Path: utzoo!utgpu!jarvis.csri.toronto.edu!cs.utexas.edu!uunet!sco!rogerk
From: rogerk@sco.COM (Roger Knopf 5502)
Newsgroups: comp.unix.xenix
Subject: Re: PANIC - Non-recoverable kernal page fault...
Keywords: sco xenix 2.2.3
Message-ID: <2821@scorn.sco.COM>
Date: 1 Mar 90 02:46:07 GMT
References: <77688@tut.cis.ohio-state.edu>
Sender: news@sco.COM
Reply-To: rogerk@sco.COM (Roger Knopf 5502)
Organization: The Santa Cruz Operation, Inc.
Lines: 78


In article <77688@tut.cis.ohio-state.edu> Mowgli Assor <mowgli@cis.ohio-state.edu> writes:
>Well, here it goes again! <Sigh> Recently, we have had a rash of page fault
>panics (4 in 5 days). We have not changed anything for weeks! So, can someone
>explain a few things to me? First off, what each of the various codes below
>stands for (I would presume PC is program counter, KSP is some form of stack
>pointer, but as for the rest - ?). I do not know much about the Intel arch-
>itecture, as far as what specific registers do & what the various traps stand
>for. Any information here would be appreciated.
 
You got PC and KSP right, usually (and for your purposes) none of the
rest are important. Only the driver writer would care. PC is really
the important one.

>The machine we are using is an IBM PS/2 Model 80, 6Meg RAM, ~100Meg HD, w/3
>Digiport smart modem boards. Thursday, we got the following error messages:
>
>Trap 0000000E in SYSTEM     error = 00000000
>   pc  = 00000020:0001D40D
>Panic - Non-recoverable Kernal Page Fault
>
>Trap 0000000E in SYSTEM     error = 00000000
>   pc  = 00000020:0001D40D
>Panic - Non-recoverable Kernal Page Fault
>
>Now, the fact that it seems to die with the PC in the same place each time
>makes me very suspicious. Of course, it is likely that only SCO can tell me
>where the OS is dying (as far as what program causes it).
 
You have discovered an important clue. You are in luck though because
you too can find out where it is dying:

1. Write down the PC (you did that).
2. Bring up your system (OK, I know this is obvious but....)
3. type the command "adb /xenix"
   You will get the adb prompt "* "
4. Type the command (use the offset from the PC in _your_ register dump):

	1d40d?ia

   You should get something like:

	_iostart+45 	ld ax,ax

   If it looks more like:

	00020:0001d40d	ld ax,ax

   then your kernel is stripped. Edit the file "/usr/sys/conf/link_xenix"
   and take the "strip xenix" line out, make and install a new kernel,
   wait for the problem to happen again and do this procedure.

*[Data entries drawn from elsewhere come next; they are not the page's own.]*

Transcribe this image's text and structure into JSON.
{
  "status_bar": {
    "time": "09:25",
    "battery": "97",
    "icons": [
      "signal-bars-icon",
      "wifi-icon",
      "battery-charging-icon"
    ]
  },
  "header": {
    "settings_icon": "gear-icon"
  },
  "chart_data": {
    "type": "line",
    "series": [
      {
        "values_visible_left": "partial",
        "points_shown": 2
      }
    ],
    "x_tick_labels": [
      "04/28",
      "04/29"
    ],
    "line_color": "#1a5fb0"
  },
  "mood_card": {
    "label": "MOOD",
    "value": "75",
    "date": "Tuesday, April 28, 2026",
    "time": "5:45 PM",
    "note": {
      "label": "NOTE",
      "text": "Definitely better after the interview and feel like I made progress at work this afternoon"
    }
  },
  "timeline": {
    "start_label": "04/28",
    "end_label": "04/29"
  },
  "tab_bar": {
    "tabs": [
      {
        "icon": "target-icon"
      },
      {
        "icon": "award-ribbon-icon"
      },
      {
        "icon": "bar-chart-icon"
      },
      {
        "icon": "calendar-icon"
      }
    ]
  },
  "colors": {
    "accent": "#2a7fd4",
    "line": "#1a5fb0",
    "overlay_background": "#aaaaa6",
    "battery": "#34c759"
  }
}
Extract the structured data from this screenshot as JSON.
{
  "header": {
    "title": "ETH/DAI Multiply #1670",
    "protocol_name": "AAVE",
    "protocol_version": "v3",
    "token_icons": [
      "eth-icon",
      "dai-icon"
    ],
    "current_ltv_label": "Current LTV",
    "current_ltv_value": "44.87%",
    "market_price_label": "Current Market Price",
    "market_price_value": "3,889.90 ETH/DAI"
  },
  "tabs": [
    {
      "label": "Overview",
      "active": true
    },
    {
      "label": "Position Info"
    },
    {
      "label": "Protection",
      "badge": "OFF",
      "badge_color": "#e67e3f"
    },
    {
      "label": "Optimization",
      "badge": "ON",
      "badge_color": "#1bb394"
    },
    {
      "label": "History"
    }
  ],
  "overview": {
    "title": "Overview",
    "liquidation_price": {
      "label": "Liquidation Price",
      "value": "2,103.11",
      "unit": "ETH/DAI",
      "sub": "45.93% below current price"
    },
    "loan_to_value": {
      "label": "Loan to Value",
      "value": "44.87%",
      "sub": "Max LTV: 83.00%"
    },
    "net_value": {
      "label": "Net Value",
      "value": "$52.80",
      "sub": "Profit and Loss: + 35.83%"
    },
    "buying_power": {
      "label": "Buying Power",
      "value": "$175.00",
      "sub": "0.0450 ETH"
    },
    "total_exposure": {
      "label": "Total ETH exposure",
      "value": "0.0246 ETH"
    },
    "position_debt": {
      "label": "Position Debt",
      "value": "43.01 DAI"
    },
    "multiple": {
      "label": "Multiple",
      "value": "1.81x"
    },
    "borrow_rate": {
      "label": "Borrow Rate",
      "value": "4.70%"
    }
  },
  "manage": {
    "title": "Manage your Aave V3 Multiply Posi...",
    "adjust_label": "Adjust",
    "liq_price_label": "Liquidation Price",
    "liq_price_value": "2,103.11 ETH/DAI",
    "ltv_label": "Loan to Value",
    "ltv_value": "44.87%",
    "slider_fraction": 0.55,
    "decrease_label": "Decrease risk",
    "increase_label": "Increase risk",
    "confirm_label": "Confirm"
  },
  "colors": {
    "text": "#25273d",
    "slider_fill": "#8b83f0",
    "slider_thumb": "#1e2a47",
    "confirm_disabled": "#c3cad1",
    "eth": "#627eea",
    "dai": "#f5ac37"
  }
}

What this tells you is that iostart is the routine it died in. With any
luck it will give be something that is recognizable and can localize
it to either the sco kernel or some add-on driver. If you can call 
SCO Support and tell them this up front, whoever you talk to will
love you forever. Makes it so much easier to figure out whats going on.

>Has anyone else ever had a problem remotely like this? As I said, we have not
>changed any of our hardware or software setup within the last month, & yet
>this only started happening last Thursday. Any help would be greatly ap-
>preciated!

Yeah, we had this on a _very_important_ production system in house. It
started when the air conditioning broke and cleared up after it was
fixed. Clearly HW related. That doesn't mean that it is always HW
related and especially when the PC is always the same. PC always the
same is almost always software.

Hope this helps,

Roger Knopf
SCO Consulting Services
---
-- 

"His potential clients were always giving him the business."
	--Robert Thornton